The place selected was a convent a little out of the city.

Here in this secluded asylum was all that her soul needed for its restoring; quiet, leisure, the society of those whose lives are devoted to God, and, to crown all, the presence of the blessed sacrament of the altar.

One feels very near heaven when one hears only praying voices, sees only happy, peaceful faces, is looked upon only by kind eyes, and can at any hour go before the altar, alone, undisturbed by those distractions which constantly environ our ordinary worship. How still we become! In that presence how our little troubles and sorrows exhale, as mists lift from the rivers at sunrise, and leave all clear and bright! How cramped and feverish all our past life has been! Everything settles into its true place. Sorrow and death lose their sting. We are safe, for we partake of the omnipotence of God. To think that the same roof that shelters our heads when we lie down to sleep shelters also the sacred head of the Son of God—that drives every other thought from the mind. It is marvellous, it seems incredible, and yet the wonder of it is lost in the sweetness. The moonlight coming in at the window lies white and silent on the bare white floor. You rise to kiss that luminous spot, for just beneath is the altar. Peace rises to exultation, for you perceive more and more that the Father holds us all in his hands, those near and those afar, and that we have but to lift our eyes, and we shall behold the mountains whence help cometh. We want to run out and tell everybody. It seems as if we have just discovered all this, and that no one ever knew it before. We forget that we are sinners. It isn't much matter about us any way. We will think of that afterward. We will make acts of contrition when we get away from here. Now we can make only acts of adoration and of joy.

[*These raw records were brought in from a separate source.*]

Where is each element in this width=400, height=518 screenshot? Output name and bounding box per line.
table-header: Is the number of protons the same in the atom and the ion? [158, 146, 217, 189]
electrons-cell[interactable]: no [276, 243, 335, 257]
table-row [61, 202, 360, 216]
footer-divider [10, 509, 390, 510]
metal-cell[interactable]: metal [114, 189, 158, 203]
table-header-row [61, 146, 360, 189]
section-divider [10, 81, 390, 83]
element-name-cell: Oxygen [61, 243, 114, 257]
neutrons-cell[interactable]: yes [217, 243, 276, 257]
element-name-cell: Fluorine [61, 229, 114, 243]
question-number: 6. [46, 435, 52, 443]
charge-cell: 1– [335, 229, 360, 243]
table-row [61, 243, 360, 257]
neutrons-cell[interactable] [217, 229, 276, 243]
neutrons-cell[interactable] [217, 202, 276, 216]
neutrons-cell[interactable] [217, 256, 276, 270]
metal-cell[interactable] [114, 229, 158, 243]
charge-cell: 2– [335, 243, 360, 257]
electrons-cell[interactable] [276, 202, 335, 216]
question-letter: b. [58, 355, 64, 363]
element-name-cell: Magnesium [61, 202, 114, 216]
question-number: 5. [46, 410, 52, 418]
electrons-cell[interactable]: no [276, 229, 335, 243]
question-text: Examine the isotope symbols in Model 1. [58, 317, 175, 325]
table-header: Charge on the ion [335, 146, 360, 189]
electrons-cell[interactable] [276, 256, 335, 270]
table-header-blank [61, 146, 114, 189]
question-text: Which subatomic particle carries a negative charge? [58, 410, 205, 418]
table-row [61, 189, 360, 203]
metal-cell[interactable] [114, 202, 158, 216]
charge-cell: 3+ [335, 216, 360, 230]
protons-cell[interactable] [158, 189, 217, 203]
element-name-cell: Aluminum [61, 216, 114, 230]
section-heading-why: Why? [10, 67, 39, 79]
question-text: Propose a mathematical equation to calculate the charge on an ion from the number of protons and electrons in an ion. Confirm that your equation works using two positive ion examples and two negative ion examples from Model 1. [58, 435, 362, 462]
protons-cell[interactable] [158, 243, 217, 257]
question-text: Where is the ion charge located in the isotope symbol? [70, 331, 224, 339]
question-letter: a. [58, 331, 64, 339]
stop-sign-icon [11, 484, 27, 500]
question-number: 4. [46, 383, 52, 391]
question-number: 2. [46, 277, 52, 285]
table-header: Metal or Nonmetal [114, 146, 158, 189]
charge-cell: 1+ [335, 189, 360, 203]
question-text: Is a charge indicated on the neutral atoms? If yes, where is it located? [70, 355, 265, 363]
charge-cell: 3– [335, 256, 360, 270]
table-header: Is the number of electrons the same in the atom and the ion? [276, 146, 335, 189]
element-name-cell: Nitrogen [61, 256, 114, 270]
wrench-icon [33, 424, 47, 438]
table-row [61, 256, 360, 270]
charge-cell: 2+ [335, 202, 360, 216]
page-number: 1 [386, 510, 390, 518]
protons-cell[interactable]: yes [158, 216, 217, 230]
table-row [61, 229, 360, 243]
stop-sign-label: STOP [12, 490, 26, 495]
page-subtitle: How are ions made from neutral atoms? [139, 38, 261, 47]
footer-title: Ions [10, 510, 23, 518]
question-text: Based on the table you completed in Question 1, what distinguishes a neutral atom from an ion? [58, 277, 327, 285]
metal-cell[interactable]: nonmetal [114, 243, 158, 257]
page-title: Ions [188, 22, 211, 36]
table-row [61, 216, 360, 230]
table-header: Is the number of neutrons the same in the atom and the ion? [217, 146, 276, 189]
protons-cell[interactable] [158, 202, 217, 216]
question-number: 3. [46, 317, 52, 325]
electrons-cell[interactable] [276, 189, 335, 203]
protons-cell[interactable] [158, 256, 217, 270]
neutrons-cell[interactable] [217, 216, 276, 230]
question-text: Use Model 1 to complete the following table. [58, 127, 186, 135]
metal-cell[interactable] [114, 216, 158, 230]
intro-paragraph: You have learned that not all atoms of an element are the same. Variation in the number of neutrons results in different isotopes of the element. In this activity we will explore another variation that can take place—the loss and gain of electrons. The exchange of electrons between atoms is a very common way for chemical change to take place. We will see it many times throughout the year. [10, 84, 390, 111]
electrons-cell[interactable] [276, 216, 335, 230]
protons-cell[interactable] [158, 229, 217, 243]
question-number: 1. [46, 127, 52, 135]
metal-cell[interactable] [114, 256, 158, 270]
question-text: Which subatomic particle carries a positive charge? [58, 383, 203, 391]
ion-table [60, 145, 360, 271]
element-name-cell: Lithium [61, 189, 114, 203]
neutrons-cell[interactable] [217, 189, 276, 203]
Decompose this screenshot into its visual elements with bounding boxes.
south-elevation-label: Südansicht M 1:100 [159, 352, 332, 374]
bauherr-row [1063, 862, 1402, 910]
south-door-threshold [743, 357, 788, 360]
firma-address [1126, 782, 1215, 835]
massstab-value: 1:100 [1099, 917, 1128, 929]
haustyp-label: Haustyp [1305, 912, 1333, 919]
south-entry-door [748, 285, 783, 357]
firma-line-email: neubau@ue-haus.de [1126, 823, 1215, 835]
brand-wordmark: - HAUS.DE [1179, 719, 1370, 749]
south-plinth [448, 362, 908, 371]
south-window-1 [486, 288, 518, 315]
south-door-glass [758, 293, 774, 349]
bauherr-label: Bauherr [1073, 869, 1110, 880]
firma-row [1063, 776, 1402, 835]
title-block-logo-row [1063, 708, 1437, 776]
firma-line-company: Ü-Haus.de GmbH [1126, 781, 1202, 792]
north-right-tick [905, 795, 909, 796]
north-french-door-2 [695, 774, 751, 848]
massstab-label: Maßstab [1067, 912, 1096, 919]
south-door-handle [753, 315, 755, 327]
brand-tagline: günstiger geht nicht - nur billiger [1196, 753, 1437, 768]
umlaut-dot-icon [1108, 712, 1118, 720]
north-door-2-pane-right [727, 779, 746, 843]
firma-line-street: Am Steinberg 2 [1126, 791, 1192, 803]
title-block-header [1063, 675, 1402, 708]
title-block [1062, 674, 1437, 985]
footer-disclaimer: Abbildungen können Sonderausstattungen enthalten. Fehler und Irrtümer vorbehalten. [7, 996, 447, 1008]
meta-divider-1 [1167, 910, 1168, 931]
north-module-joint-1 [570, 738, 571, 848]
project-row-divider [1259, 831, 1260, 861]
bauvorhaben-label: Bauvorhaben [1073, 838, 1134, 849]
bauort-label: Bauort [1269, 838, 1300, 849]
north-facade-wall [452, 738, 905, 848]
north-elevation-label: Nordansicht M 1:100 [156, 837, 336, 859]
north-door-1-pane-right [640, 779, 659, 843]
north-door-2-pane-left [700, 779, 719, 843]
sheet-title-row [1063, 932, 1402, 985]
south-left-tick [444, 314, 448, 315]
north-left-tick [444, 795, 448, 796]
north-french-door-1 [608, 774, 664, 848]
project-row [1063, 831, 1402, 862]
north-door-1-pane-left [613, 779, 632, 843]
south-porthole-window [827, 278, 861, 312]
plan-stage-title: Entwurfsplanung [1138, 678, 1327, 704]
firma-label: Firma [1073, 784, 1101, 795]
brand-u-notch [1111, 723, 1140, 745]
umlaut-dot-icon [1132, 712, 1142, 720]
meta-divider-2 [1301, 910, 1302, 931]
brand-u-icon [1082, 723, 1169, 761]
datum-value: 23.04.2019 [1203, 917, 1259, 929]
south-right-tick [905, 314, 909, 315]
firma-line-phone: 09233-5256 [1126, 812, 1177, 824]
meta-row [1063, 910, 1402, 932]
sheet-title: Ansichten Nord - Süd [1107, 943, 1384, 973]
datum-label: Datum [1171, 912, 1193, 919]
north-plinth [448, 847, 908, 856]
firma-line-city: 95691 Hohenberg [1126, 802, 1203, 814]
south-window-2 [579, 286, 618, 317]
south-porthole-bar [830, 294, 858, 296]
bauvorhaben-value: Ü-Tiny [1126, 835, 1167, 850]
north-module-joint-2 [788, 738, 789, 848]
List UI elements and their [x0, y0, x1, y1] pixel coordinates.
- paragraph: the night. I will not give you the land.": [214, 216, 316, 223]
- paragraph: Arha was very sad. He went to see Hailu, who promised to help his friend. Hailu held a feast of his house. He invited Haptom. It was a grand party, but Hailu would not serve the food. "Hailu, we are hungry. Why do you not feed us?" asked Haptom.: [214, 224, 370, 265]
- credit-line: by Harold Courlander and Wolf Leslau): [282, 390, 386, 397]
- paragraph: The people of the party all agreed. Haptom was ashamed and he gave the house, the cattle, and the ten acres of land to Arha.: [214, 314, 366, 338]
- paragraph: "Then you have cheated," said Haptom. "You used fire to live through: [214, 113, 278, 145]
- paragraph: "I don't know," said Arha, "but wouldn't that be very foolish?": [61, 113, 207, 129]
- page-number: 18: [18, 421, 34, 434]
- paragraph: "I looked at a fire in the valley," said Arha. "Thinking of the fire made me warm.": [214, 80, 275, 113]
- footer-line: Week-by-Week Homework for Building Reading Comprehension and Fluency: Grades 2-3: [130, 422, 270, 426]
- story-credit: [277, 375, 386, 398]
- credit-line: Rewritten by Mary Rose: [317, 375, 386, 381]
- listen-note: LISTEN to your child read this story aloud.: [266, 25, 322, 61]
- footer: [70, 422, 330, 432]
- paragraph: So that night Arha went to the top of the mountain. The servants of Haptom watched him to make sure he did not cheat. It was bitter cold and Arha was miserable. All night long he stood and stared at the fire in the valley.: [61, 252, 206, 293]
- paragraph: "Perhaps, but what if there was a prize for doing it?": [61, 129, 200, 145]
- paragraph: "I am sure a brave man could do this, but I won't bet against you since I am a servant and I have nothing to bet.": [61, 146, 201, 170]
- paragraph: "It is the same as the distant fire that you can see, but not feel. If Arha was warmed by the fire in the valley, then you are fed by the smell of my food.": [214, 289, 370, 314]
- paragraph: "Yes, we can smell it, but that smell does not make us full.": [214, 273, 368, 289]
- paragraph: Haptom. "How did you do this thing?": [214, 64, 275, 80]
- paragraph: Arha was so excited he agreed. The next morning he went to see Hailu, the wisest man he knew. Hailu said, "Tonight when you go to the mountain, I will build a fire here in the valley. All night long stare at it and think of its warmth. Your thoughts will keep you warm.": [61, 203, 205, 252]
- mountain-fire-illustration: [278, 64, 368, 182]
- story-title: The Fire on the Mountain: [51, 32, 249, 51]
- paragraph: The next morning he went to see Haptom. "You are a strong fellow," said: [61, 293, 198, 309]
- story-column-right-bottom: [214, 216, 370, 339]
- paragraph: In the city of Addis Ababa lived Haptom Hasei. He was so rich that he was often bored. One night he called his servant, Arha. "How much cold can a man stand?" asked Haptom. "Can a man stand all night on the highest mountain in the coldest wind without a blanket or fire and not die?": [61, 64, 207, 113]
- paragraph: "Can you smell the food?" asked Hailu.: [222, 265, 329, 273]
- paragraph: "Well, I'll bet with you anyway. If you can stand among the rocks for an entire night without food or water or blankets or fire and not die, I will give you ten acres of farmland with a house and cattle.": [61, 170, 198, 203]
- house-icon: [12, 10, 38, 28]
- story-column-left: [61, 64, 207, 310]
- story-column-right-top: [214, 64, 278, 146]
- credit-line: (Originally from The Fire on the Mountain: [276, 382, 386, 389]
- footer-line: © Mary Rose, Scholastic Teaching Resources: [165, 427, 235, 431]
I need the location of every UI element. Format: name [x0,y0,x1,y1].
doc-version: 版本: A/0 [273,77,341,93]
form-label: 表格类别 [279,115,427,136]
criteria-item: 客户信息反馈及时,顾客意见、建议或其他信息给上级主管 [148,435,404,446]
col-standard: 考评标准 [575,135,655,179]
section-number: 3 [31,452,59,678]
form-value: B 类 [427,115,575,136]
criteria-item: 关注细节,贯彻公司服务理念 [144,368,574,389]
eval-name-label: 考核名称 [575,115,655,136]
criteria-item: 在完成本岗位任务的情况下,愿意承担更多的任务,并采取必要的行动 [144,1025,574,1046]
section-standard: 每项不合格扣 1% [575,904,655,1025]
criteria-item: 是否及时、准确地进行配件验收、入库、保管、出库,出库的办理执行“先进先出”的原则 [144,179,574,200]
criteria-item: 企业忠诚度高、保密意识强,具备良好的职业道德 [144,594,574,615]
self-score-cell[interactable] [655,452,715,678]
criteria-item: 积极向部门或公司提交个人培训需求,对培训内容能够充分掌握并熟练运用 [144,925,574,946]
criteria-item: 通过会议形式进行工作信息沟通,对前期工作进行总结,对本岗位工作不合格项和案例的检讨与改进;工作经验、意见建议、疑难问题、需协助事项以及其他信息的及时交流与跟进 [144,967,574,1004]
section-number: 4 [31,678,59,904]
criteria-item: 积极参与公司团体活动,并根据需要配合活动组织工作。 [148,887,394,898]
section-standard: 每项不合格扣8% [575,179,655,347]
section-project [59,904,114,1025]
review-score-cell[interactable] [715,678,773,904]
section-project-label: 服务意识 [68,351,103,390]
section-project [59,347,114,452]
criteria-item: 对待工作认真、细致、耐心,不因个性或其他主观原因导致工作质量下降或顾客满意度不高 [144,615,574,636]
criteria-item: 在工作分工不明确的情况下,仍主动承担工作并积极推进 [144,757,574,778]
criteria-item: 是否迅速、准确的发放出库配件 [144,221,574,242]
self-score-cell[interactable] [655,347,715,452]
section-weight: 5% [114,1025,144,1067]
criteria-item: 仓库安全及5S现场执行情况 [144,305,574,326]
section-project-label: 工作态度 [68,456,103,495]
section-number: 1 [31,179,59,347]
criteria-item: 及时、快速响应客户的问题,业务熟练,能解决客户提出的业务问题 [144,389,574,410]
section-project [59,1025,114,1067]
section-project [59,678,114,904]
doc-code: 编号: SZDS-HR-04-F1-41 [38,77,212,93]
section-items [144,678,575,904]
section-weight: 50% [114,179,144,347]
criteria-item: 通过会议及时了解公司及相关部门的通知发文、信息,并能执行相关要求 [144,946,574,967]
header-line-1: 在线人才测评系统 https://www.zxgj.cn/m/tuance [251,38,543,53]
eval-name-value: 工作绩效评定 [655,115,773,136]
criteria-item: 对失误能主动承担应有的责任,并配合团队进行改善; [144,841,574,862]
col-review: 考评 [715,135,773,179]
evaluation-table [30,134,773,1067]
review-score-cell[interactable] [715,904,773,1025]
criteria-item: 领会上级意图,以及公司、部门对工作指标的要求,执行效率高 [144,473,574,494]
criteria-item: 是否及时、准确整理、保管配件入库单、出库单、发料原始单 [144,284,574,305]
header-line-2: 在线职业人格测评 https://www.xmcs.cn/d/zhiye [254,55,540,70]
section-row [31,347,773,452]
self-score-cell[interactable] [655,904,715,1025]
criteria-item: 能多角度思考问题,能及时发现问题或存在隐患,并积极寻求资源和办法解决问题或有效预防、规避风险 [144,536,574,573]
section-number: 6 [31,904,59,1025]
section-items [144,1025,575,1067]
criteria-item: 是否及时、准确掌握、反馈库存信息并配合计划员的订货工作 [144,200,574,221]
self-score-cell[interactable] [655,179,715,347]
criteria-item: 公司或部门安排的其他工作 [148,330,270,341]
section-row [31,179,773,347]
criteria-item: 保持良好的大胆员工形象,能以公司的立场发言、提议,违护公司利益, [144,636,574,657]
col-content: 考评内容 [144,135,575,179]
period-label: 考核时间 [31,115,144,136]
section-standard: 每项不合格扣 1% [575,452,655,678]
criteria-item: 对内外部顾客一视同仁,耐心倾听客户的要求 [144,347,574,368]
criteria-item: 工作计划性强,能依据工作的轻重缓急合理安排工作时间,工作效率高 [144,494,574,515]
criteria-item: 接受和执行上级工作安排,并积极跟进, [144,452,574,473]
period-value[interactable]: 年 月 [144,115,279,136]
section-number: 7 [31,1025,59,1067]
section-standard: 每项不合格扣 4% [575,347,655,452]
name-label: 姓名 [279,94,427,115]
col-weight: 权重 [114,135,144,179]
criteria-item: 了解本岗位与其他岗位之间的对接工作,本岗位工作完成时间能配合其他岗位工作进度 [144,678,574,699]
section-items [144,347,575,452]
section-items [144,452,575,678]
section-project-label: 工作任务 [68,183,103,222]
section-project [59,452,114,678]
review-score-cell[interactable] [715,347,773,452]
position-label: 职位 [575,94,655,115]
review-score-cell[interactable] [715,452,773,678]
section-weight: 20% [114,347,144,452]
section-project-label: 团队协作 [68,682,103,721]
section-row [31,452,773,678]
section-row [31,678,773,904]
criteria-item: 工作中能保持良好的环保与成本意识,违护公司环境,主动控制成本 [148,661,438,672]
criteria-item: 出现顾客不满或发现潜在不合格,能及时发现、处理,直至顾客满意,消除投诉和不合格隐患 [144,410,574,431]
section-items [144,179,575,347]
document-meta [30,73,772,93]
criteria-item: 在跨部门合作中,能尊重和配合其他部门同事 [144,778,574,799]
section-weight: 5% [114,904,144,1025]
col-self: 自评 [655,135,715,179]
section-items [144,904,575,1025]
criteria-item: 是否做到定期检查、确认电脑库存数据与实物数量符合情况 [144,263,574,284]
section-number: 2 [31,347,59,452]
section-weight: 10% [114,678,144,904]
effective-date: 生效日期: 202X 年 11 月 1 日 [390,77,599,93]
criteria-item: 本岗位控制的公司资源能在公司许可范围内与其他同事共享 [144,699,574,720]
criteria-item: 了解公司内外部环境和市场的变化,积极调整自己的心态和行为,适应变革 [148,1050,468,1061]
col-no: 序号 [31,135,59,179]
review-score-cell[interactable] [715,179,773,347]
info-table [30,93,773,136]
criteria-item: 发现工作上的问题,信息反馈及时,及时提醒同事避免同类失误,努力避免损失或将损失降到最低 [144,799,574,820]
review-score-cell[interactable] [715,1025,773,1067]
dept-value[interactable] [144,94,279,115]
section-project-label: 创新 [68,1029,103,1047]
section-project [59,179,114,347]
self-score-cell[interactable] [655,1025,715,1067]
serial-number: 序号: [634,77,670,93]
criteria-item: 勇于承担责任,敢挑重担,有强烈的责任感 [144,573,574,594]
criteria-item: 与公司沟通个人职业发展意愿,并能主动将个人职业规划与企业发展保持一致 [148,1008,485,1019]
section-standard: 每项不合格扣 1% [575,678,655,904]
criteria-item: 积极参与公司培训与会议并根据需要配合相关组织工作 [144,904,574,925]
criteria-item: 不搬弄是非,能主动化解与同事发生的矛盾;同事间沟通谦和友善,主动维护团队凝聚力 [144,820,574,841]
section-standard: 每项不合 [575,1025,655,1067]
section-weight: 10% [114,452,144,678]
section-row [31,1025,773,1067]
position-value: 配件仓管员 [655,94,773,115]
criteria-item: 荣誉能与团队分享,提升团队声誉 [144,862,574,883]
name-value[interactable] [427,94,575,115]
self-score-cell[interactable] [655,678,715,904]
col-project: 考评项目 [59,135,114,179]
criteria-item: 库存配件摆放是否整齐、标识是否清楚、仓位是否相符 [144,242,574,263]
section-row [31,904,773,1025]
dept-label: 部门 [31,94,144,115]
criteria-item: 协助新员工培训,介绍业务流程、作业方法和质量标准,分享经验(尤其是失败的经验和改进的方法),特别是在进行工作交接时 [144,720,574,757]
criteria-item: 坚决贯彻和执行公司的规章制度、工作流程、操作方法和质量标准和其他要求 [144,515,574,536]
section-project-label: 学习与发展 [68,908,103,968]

The superior of the convent directed Margaret's retreat, and on the last morning of it she and all the nuns received communion, and there was the benediction after mass.

The others had gone out, but Margaret still lingered before the altar. Out in the early sunshine, the trees rustled softly, and the breeze waved the curtains of the chapel windows. Occasionally, one of the nuns would come to the door, look in, and go away again smiling, though Miss Hamilton's breakfast was spoiling over the fire, and there was a gentleman waiting in the parlor for her.

"She is in the chapel at her devotions," the sister had told him.

"Don't disturb her on any account," he had answered. "There is no haste."

Margaret was not praying, was not thinking; her soul was silent, lost in God, like a star in the day.

Presently she came out, and, meeting one of the nuns in the hall, embraced her tenderly. "Sister," she said, "this is the most beautiful world that ever was made."